Toutefois, le syndicat des copropriétaires ne rapporte pas la preuve que le défaut de paiement a été à l'origine de difficultés quelconques ou qu'elle aurait nécessité le vote d'appels de fonds exceptionnels pour pallier un manque temporaire de trésorerie, alors que le seul fait d'être privé de sommes nécessaires à la gestion et à l'entretien de l'immeuble ne constitue pas en soi un préjudice indépendant de celui du retard dans l'exécution de l'obligation.
En outre, alors que la bonne foi du débiteur doit être présumée, il n'est pas démontré que Mme [L] [R] a agi de mauvaise foi et que le défaut de paiement précédemment constaté ne résulterait pas de difficultés personnelles et/ou financières.
Faute de justifier de l'existence d'un préjudice distinct de celui susceptible d'être réparé par les intérêts moratoires assortissant sa créance, et de démontrer que le copropriétaire a agi de mauvaise foi, le syndicat des copropriétaires sera débouté de sa demande en paiement de dommages et intérêts.

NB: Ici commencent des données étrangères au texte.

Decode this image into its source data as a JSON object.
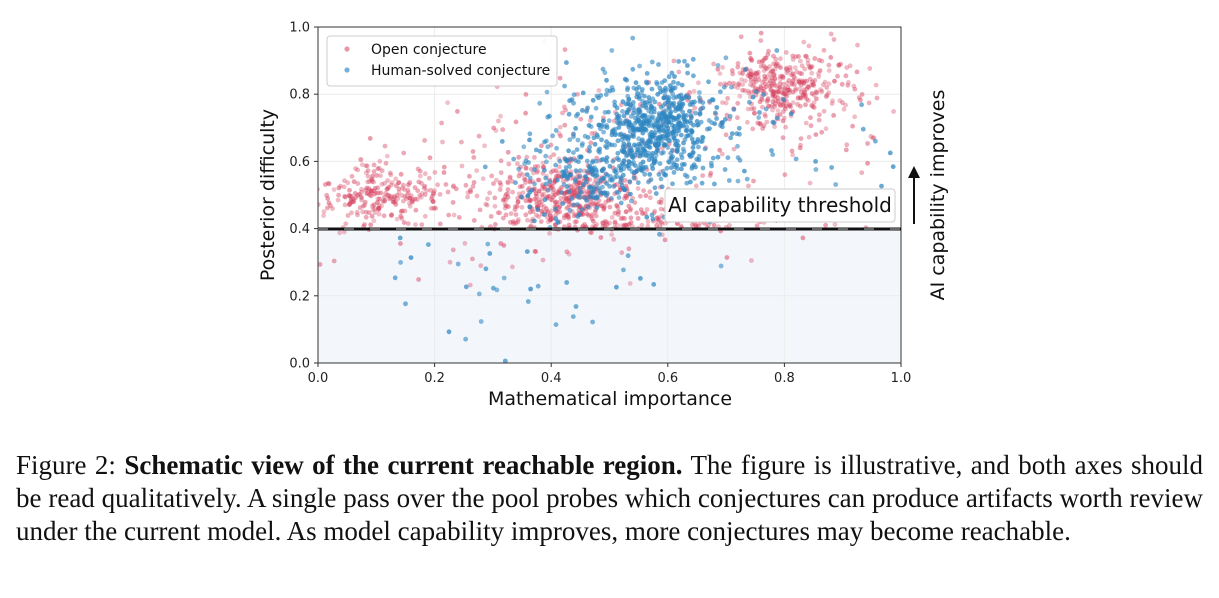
{
  "chart_data": {
    "type": "scatter",
    "xlabel": "Mathematical importance",
    "ylabel": "Posterior difficulty",
    "xlim": [
      0.0,
      1.0
    ],
    "ylim": [
      0.0,
      1.0
    ],
    "x_ticks": [
      "0.0",
      "0.2",
      "0.4",
      "0.6",
      "0.8",
      "1.0"
    ],
    "y_ticks": [
      "0.0",
      "0.2",
      "0.4",
      "0.6",
      "0.8",
      "1.0"
    ],
    "grid": true,
    "legend_position": "top-left",
    "threshold": {
      "y": 0.4,
      "label": "AI capability threshold"
    },
    "side_annotation": "AI capability improves",
    "series": [
      {
        "name": "Open conjecture",
        "color": "#d6415f",
        "clusters": [
          {
            "cx": 0.1,
            "cy": 0.5,
            "sx": 0.06,
            "sy": 0.045,
            "count": 260
          },
          {
            "cx": 0.42,
            "cy": 0.5,
            "sx": 0.07,
            "sy": 0.05,
            "count": 420
          },
          {
            "cx": 0.8,
            "cy": 0.82,
            "sx": 0.06,
            "sy": 0.06,
            "count": 380
          },
          {
            "cx": 0.55,
            "cy": 0.42,
            "sx": 0.12,
            "sy": 0.03,
            "count": 160
          },
          {
            "cx": 0.35,
            "cy": 0.36,
            "sx": 0.15,
            "sy": 0.06,
            "count": 70
          },
          {
            "cx": 0.5,
            "cy": 0.65,
            "sx": 0.2,
            "sy": 0.12,
            "count": 160
          }
        ]
      },
      {
        "name": "Human-solved conjecture",
        "color": "#2e86c1",
        "clusters": [
          {
            "cx": 0.57,
            "cy": 0.7,
            "sx": 0.06,
            "sy": 0.08,
            "count": 620
          },
          {
            "cx": 0.45,
            "cy": 0.55,
            "sx": 0.05,
            "sy": 0.06,
            "count": 150
          },
          {
            "cx": 0.35,
            "cy": 0.25,
            "sx": 0.12,
            "sy": 0.08,
            "count": 90
          },
          {
            "cx": 0.62,
            "cy": 0.6,
            "sx": 0.15,
            "sy": 0.12,
            "count": 160
          }
        ]
      }
    ]
  },
  "caption": {
    "label": "Figure 2:",
    "title": "Schematic view of the current reachable region.",
    "body": "The figure is illustrative, and both axes should be read qualitatively. A single pass over the pool probes which conjectures can produce artifacts worth review under the current model. As model capability improves, more conjectures may become reachable."
  }
}
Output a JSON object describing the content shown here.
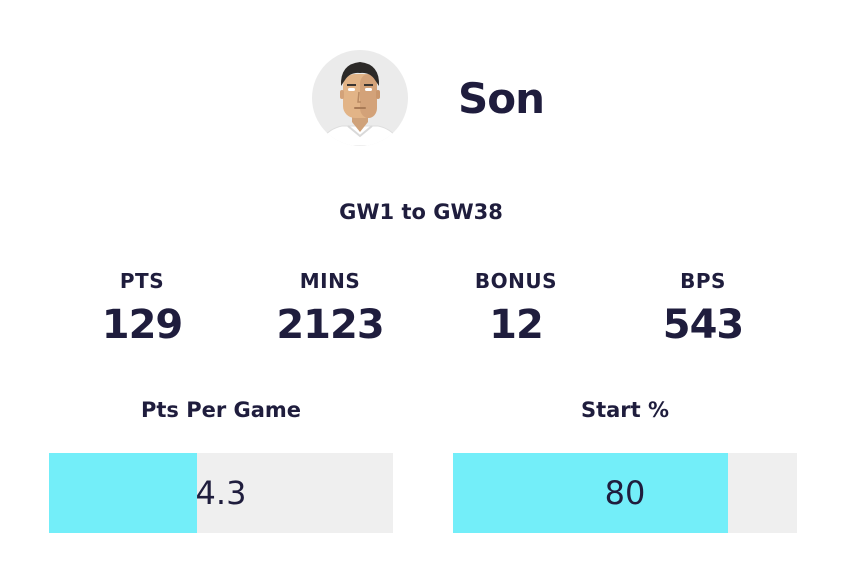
{
  "player": {
    "name": "Son",
    "avatar_icon": "player-avatar-icon"
  },
  "range": "GW1 to GW38",
  "stats": [
    {
      "label": "PTS",
      "value": "129"
    },
    {
      "label": "MINS",
      "value": "2123"
    },
    {
      "label": "BONUS",
      "value": "12"
    },
    {
      "label": "BPS",
      "value": "543"
    }
  ],
  "bars": [
    {
      "title": "Pts Per Game",
      "value": "4.3",
      "fill_fraction": 0.43
    },
    {
      "title": "Start %",
      "value": "80",
      "fill_fraction": 0.8
    }
  ],
  "colors": {
    "text": "#1f1d3d",
    "bar_fill": "#73eef9",
    "bar_track": "#efefef"
  }
}
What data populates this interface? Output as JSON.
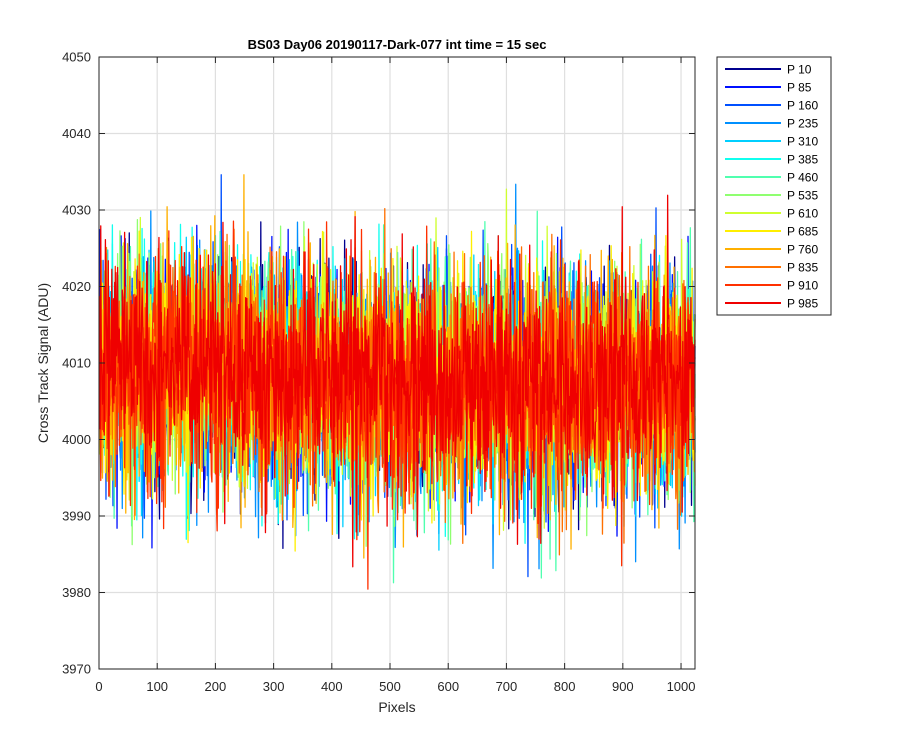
{
  "chart_data": {
    "type": "line",
    "title": "BS03 Day06 20190117-Dark-077 int time = 15 sec",
    "xlabel": "Pixels",
    "ylabel": "Cross Track Signal (ADU)",
    "xlim": [
      0,
      1024
    ],
    "ylim": [
      3970,
      4050
    ],
    "xticks": [
      0,
      100,
      200,
      300,
      400,
      500,
      600,
      700,
      800,
      900,
      1000
    ],
    "yticks": [
      3970,
      3980,
      3990,
      4000,
      4010,
      4020,
      4030,
      4040,
      4050
    ],
    "grid": true,
    "legend_position": "outside-right",
    "x_start": 1,
    "x_end": 1024,
    "series_mean": 4007,
    "series": [
      {
        "name": "P 10",
        "color": "#00008f"
      },
      {
        "name": "P 85",
        "color": "#0010ff"
      },
      {
        "name": "P 160",
        "color": "#0050ff"
      },
      {
        "name": "P 235",
        "color": "#0090ff"
      },
      {
        "name": "P 310",
        "color": "#00cfff"
      },
      {
        "name": "P 385",
        "color": "#10ffef"
      },
      {
        "name": "P 460",
        "color": "#50ffaf"
      },
      {
        "name": "P 535",
        "color": "#8fff70"
      },
      {
        "name": "P 610",
        "color": "#cfff30"
      },
      {
        "name": "P 685",
        "color": "#ffef00"
      },
      {
        "name": "P 760",
        "color": "#ffb000"
      },
      {
        "name": "P 835",
        "color": "#ff7000"
      },
      {
        "name": "P 910",
        "color": "#ff3000"
      },
      {
        "name": "P 985",
        "color": "#ef0000"
      }
    ]
  }
}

3 - Sur les demandes accessoires
Par application de l'article 1343-2 du code civil, dans sa rédaction issue de l'ordonnance n°2016-131 du 10 février 2016 (ancien article 1154), la capitalisation des intérêts est de droit dès lors que la demande en a été faite judiciairement et qu'il s'agit d'intérêts dus pour au moins une année entière. Elle sera par conséquent ordonnée.
Mme [L] [R], partie perdant le procès, sera condamnée au paiement des entiers dépens de l'instance.
Tenue aux dépens, Mme [L] [R] sera en outre condamnée à payer au syndicat des copropriétaires la somme de 1 500 euros à ce titre.
Au regard de la nature des condamnations prononcées et de l'ancienneté du litige, il n'y a pas lieu d'écarter l'exécution provisoire de droit.